Parking Structures: Fuss Analogs

TL;DR

This paper generalizes the concept of parking functions to Fuss analogs for all irreducible real reflection groups, proposing modules called $k$-$W$-parking spaces and exploring their properties and conjectured relationships.

Contribution

It introduces Fuss analogs of $W$-parking spaces for all finite reflection groups and proves partial results, extending previous type A results to broader classes.

Findings

Established a formula for the character of $k$-$W$-parking spaces.

Recovered a cyclic sieving phenomenon related to $k$-$W$-noncrossing partitions.

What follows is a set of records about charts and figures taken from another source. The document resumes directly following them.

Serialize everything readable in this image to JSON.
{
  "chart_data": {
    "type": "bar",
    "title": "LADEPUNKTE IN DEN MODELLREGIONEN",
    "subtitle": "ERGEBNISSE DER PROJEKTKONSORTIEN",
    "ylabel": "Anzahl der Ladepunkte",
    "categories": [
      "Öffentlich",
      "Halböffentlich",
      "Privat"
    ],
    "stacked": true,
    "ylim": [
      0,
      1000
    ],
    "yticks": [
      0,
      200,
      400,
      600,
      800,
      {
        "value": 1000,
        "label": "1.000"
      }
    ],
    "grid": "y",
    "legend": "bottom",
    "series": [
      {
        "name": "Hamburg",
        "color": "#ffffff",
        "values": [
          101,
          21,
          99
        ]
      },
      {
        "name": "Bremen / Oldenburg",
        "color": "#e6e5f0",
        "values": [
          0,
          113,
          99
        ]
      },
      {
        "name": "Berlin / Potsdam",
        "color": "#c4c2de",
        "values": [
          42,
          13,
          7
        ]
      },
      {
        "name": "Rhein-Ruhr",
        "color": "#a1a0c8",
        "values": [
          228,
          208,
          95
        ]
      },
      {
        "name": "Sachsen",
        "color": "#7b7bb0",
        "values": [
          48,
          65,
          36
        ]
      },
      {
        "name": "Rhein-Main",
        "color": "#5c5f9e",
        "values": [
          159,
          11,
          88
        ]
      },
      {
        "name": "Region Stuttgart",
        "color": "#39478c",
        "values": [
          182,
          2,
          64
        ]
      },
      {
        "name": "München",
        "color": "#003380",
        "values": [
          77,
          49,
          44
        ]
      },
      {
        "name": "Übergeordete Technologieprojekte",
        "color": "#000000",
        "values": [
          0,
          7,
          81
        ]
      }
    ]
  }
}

Connected $k$-$W$-parking spaces to actions on finite tori in crystallographic cases.

Abstract

For any irreducible real reflection group $W$ with Coxeter number $h$, Armstrong, Reiner, and the author introduced a pair of $W \times \ZZ_h$-modules which deserve to be called {\sf $W$-parking spaces} which generalize the type A notion of parking functions and conjectured a relationship between them. In this paper we give a Fuss analog of their constructions. For a Fuss parameter $k \geq 1$, we define a pair of $W \times \ZZ_{kh}$-modules which deserve to be called {\sf $k$-$W$-parking spaces} and conjecture a relationship between them. We prove the weakest version of our conjectures for each of the infinite families ABCDI of finite reflection groups, together with proofs of stronger versions in special cases. Whenever our weakest conjecture holds for $W$, we have the following corollaries. First, there is a simple formula for the character of either $k$-$W$-parking space. Second, we recover a cyclic sieving result due to Krattenthaler and M\"uller which gives the cycle structure of a generalized rotation action on $k$-$W$-noncrossing partitions. Finally, when $W$ is crystallographic, the restriction of either $k$-$W$-parking space to $W$ isomorphic to the action of $W$ on the finite torus $Q / (kh+1)Q$, where $Q$ is the root lattice.